There are two Tibetan restaurants on Xiu Shui Nanjie, one was closed when I went there this time, so I went to Makye Ame one floor up from the street level.
It is a very lively restaurant where the waiters and waitresses take turn in doing singing and dancing performances on a small stage. Toward late evening they invite everyone to join in the dancing. My friend had to get assistance to put his eyeballs back into their sockets after looking at the waitresses. The men are also handsome according to a female consultant on the topic.
There is one definite drawback at Makye Ame: one is the very loud arrogant young Chinese men who come in to tease on a drunken brawl. Unfortunately, this is the case with many ethnic restaurants in Beijing. To avoid them, avoid weekends and come early – however, you may also miss the cultural program.
Second, the place quickly fills up – book a table ahead or come early.
Favorite Dish: The food here is heavy on meat, but with an added plate of vegetables on the side (when more than one person) a balanced meal can be had.

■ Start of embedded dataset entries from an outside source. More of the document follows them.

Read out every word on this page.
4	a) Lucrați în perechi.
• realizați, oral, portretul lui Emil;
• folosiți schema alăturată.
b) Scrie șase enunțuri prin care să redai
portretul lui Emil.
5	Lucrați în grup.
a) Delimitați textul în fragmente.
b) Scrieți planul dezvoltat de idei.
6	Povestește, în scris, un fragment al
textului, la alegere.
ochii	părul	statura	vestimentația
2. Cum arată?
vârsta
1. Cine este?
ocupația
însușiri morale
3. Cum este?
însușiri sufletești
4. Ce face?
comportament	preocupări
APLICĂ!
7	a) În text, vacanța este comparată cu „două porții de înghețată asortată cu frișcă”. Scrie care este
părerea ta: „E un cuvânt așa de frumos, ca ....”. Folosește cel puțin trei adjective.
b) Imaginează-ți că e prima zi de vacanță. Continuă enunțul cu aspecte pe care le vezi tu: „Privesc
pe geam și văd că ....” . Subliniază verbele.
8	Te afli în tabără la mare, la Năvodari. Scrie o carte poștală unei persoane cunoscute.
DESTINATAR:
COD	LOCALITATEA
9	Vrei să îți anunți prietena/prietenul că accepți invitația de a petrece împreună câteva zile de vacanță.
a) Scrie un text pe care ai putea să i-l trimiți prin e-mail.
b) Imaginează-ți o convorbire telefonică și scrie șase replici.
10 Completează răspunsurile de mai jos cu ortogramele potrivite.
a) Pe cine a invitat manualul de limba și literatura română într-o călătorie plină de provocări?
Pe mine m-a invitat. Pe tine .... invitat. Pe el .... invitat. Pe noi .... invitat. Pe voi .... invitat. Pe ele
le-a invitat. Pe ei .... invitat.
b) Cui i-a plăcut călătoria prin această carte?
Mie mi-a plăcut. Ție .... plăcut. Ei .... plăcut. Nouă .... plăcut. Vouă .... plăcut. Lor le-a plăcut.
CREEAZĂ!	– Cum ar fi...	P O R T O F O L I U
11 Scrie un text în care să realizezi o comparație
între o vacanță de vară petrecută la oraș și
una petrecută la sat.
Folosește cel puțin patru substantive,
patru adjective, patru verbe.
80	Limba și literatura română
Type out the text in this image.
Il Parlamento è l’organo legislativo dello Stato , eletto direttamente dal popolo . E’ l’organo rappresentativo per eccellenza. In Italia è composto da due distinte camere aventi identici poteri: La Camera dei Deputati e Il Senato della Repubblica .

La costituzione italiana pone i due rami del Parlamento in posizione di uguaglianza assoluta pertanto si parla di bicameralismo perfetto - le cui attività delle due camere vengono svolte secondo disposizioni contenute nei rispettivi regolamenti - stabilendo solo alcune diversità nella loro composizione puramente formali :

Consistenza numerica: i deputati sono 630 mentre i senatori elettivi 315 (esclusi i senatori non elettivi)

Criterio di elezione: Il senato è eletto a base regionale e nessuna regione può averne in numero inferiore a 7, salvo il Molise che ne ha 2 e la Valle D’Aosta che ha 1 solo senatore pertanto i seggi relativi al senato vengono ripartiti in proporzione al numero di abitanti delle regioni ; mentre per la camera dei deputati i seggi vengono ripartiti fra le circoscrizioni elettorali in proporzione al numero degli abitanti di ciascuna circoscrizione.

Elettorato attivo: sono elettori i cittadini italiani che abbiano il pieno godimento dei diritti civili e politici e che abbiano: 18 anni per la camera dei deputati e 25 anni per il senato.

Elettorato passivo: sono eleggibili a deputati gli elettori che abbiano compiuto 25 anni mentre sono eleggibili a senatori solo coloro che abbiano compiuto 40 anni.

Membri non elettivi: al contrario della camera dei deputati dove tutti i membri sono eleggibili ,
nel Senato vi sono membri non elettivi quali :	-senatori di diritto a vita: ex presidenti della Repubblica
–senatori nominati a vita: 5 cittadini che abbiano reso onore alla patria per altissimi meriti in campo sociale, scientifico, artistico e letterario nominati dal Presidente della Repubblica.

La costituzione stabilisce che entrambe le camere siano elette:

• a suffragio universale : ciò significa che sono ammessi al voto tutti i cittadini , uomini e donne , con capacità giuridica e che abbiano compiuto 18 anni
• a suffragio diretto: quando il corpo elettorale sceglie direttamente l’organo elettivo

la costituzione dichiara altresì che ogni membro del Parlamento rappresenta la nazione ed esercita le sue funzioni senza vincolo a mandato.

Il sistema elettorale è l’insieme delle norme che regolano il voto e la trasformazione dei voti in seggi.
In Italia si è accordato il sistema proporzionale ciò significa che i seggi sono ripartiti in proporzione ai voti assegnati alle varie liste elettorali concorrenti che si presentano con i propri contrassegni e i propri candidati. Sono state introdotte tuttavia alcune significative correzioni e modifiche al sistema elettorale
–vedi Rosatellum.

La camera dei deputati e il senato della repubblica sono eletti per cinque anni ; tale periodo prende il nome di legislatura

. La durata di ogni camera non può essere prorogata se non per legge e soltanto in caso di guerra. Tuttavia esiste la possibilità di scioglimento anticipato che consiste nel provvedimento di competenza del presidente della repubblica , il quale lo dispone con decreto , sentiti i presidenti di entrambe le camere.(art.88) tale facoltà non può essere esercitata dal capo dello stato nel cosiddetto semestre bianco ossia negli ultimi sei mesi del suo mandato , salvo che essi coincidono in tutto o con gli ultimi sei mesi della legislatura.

The menu is an exotic for one who hasn’t seen the grasslands and the highlands of Tibet and Mongolia. Various parts of yak, goat and lamb are served in a range of ways, some sounds more interesting than tasty, such as yak tendons and goat’s testicles stuffed with mushroom. Or how about yak tongue topped with orange? For the medicinally inclined there are dishes with caterpillar fungus, a uniqueness of the Tibetan and Himalayan highlands.This is just the beginning. For the ordinary guest who is looking for a filling meal there is less exotic items with guaranteed successful result in terms of taste and volume: I can recommend roasted yak or lamb meat on the bone, or yak spareribs. Add a plate of tomato and mushroom salad and a light appetizer and you’ll be set for the evening.
My only complaint with the food is the heavy doses of garlic that leaves you numb the next day.